Indeed, it’s that customer satisfaction that Shridhar values most of all and has enshrined in the company’s values. “We pursue a philosophy of customer delight in every aspect. They will be delighted by the cost, the design, the engineering and the fact it’s delivered on time and to budget,” he asserts.
“We always achieve long-term value for all our stakeholders in the businesses we operate. Right from the start, we established ourselves as developers of top-quality infrastructure.”
It was at Powai in 2016 that Shridhar oversaw the largest private equity deal in Indian real estate, an agreement with Canada’s Brookfield Asset Management to sell 42 hectares of office and retail space for US$1 billion. The offices are fully leased by tenants including Deloitte, Tata Consultancy Services and Nomura Group.

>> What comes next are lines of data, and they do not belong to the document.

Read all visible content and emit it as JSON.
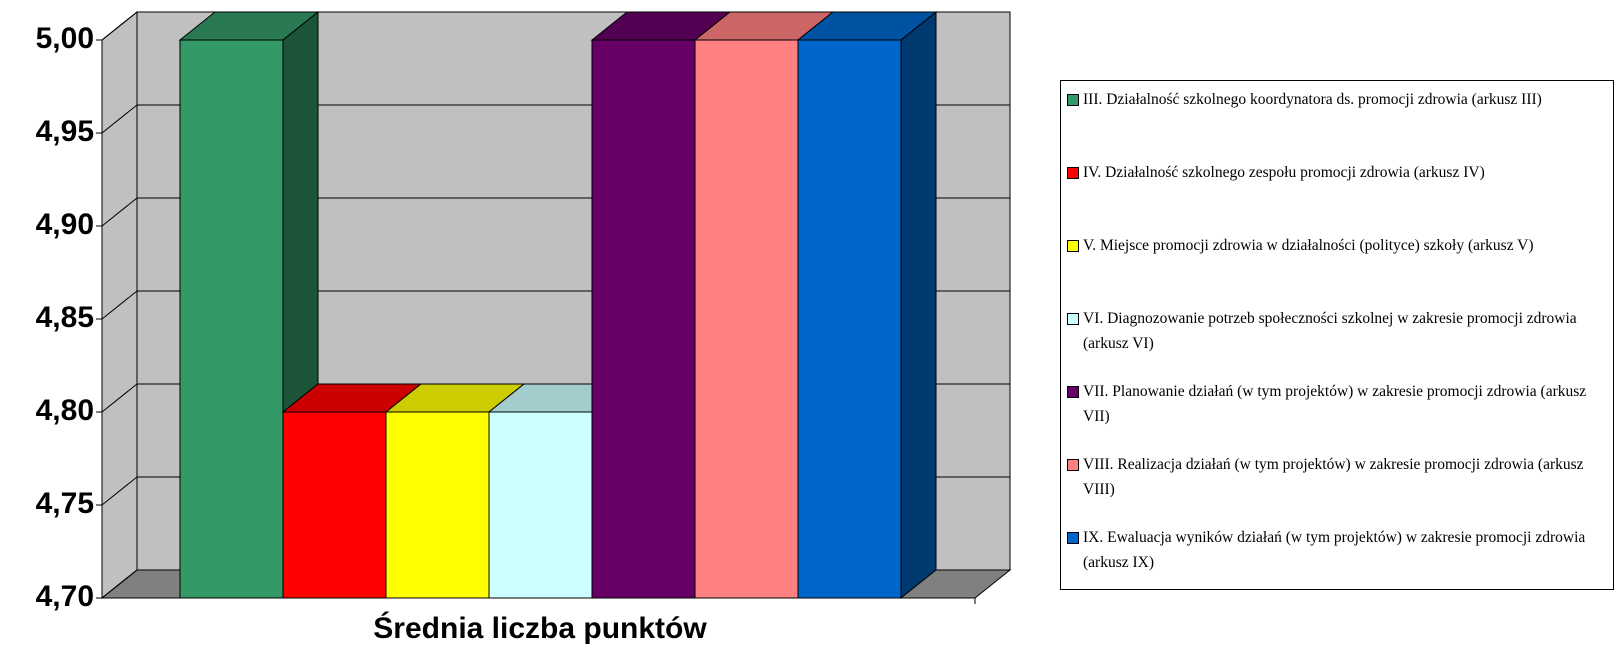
{
  "chart_data": {
    "type": "bar3d",
    "categories": [
      "Średnia liczba punktów"
    ],
    "series": [
      {
        "name": "III. Działalność szkolnego koordynatora ds. promocji zdrowia (arkusz III)",
        "color": "#339966",
        "values": [
          5.0
        ]
      },
      {
        "name": "IV. Działalność szkolnego zespołu promocji zdrowia (arkusz IV)",
        "color": "#ff0000",
        "values": [
          4.8
        ]
      },
      {
        "name": "V. Miejsce promocji zdrowia w działalności (polityce) szkoły (arkusz V)",
        "color": "#ffff00",
        "values": [
          4.8
        ]
      },
      {
        "name": "VI. Diagnozowanie potrzeb społeczności szkolnej w zakresie promocji zdrowia (arkusz VI)",
        "color": "#ccffff",
        "values": [
          4.8
        ]
      },
      {
        "name": "VII. Planowanie działań (w tym projektów) w zakresie promocji zdrowia (arkusz VII)",
        "color": "#660066",
        "values": [
          5.0
        ]
      },
      {
        "name": "VIII. Realizacja działań (w tym projektów) w zakresie promocji zdrowia (arkusz VIII)",
        "color": "#ff8080",
        "values": [
          5.0
        ]
      },
      {
        "name": "IX. Ewaluacja wyników działań (w tym projektów) w zakresie promocji zdrowia (arkusz IX)",
        "color": "#0066cc",
        "values": [
          5.0
        ]
      }
    ],
    "ylim": [
      4.7,
      5.0
    ],
    "yticks": [
      {
        "value": 4.7,
        "label": "4,70"
      },
      {
        "value": 4.75,
        "label": "4,75"
      },
      {
        "value": 4.8,
        "label": "4,80"
      },
      {
        "value": 4.85,
        "label": "4,85"
      },
      {
        "value": 4.9,
        "label": "4,90"
      },
      {
        "value": 4.95,
        "label": "4,95"
      },
      {
        "value": 5.0,
        "label": "5,00"
      }
    ],
    "grid": true
  }
}
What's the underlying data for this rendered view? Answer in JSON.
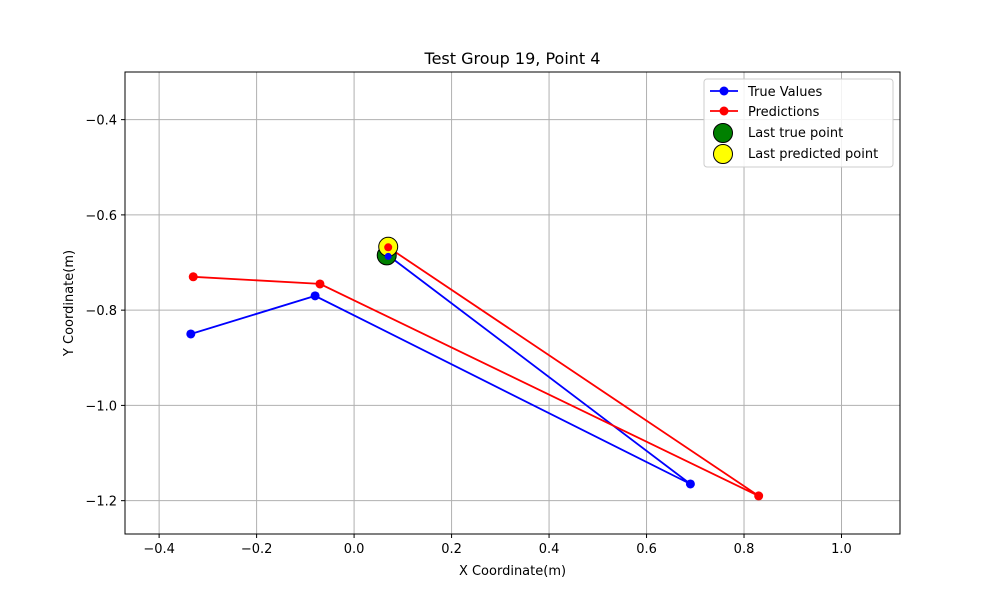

India is becoming more aspirational.
Today, one of Hiranandani’s major focuses is high-spec offices packed with cutting-edge technology. “We have plans to build on close to 140 hectares of portfolio assets in the next five to seven years, with the emphasis on innovation and excellence in design. That means sensor-based logistics, biometrics and touch screens, but still optimised for cost efficiencies,” he shares.
“We use smart technology to identify subtle nuances that improve customer experience that the customers themselves wouldn’t even see. We could just do plain, vanilla deals, put up every building exactly as it is on the plan, but we use our experience and know-how to make them so much better for the same price.”
Shridhar joined the company in 2015 with a clear brief to accelerate major acquisitions and to reorganise and structure the growth of the real estate platform. He incubated and created a pan-India platform called GreenBase for industrial and logistics infrastructure business, a major diversification strategy for the group.
The plan is to bring in new investors to construct 112 hectares of factories, warehouses and offices. “The main driving force behind our success is our employees. They really are like family to us, and we make sure we always have a great working environment where everyone feels a shared responsibility for every project,” Shridhar says.
“I created a rule that everybody, whether they’re the head of asset management, sales, leasing, operations or approvals, comes together as one to make it a success. We preach the acronym TEAM, which means ‘together everyone achieves more’.”
And as the country expands its infrastructure to cope with another 200 million citizens, there’s going to be a lot more to achieve.